The spin-charge current interconversion based on the direct and inverse Edelstein effects at the interface has attracted much interest due to its potential for high efficiency. However, the physical parameters that define the direct effect (charge-to-spin) and inverse effect (spin-to-charge) had not been clarified. We developed a phenomenological model that connects the direct and inverse Edelstein effects. Our model implies a trade-off relation between the conversion coefficients for the direct and inverse effects. Thus, a large conversion coefficient for the inverse effect does not necessarily bring a large conversion coefficient for the direct effect. Instead of these coefficients, we propose a figure of merit of Edelstein effects, which consists of two factors ; one of them represents the magnitude of the spin-orbit coupling, and the other represents the strength of the hybridization between bulk and interface states. We discuss how to create the interface that exhibits efficient conversion through Edelstein effects.

角度分解光電子分光で明らかにしたカゴメ超伝導体の極性表面

We review our recent study on the electronic states of a kagome superconductor CsV₃Sb₅ using angle-resolved photoemission spectroscopy with microfocused beam. The result shows polar nature of the cleaved surface and provides key insights into the origin of peculiar charge density wave at the surface of CsV₃Sb₅.

緊急地震速報を利用した走査型トンネル顕微鏡実験中の地震対策

Frequent earthquakes in Japan can be problematic for vibration-sensitive measurements. For example, in scanning tunneling microscope (STM) experiments, seismic vibrations cause noises in the data and sometimes lead to a tip crash against the sample surface. The risk of tip crash rises during spectroscopic imaging measurements using STM, where the feedback control is disabled for most of the long measurement time. Here, we have developed a system to prevent tip crashes by retracting the tip in response to the earthquake early warning of the Japan Meteorological Agency. The technique utilizes a built-in function of a commercial STM controller, and an earthquake monitoring service offered by the National Research Institute for Earth Science and Disaster Prevention. We present data to demonstrate how the system works at an earthquake. Our work provides hints for conducting vibration-sensitive measurements in earthquake-prone countries.

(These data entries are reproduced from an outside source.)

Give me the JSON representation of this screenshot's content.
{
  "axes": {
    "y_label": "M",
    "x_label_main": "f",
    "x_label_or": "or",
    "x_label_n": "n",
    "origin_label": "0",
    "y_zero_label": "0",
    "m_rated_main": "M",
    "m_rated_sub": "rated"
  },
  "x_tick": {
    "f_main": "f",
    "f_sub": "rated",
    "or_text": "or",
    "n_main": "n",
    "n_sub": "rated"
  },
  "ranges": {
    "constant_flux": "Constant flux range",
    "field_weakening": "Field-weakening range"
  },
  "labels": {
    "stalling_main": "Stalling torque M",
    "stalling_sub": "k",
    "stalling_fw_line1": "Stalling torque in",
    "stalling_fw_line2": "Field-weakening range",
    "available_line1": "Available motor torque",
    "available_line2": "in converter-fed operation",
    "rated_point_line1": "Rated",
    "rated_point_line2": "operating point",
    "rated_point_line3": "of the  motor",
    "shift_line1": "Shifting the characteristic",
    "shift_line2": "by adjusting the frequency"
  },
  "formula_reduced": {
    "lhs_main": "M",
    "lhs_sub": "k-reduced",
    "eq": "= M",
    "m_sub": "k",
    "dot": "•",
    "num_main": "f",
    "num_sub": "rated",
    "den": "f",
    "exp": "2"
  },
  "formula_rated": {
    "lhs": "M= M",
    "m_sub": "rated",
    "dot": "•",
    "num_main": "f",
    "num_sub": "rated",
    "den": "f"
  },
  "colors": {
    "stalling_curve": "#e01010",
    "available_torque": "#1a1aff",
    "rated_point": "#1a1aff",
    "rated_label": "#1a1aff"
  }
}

0.2%Be-Cu材料で作製した小型真空プロセス容器の特性評価

0.2% Be-Cu material (BeCu) has excellent properties such as 13 times higher thermal conductivity, 1/7 of low heat radiation and 1/10 of outgassing compared to stainless steel material (SUS). Main applications were limited to vacuum components due to high material cost and non-weldability. The minimal fab system is promising as a high-mix, low-volume production scheme by using 1/2” wafers. In this scheme, small vacuum chambers were used and the condition of the vacuum chamber surface affect the wafer process quality. We fabricated the O-ring sealed chamber of the minimal sputtering equipment with BeCu and made low outgassing, temperature uniformity and the quality stability of the deposited thin films clear compared with the chamber with SUS.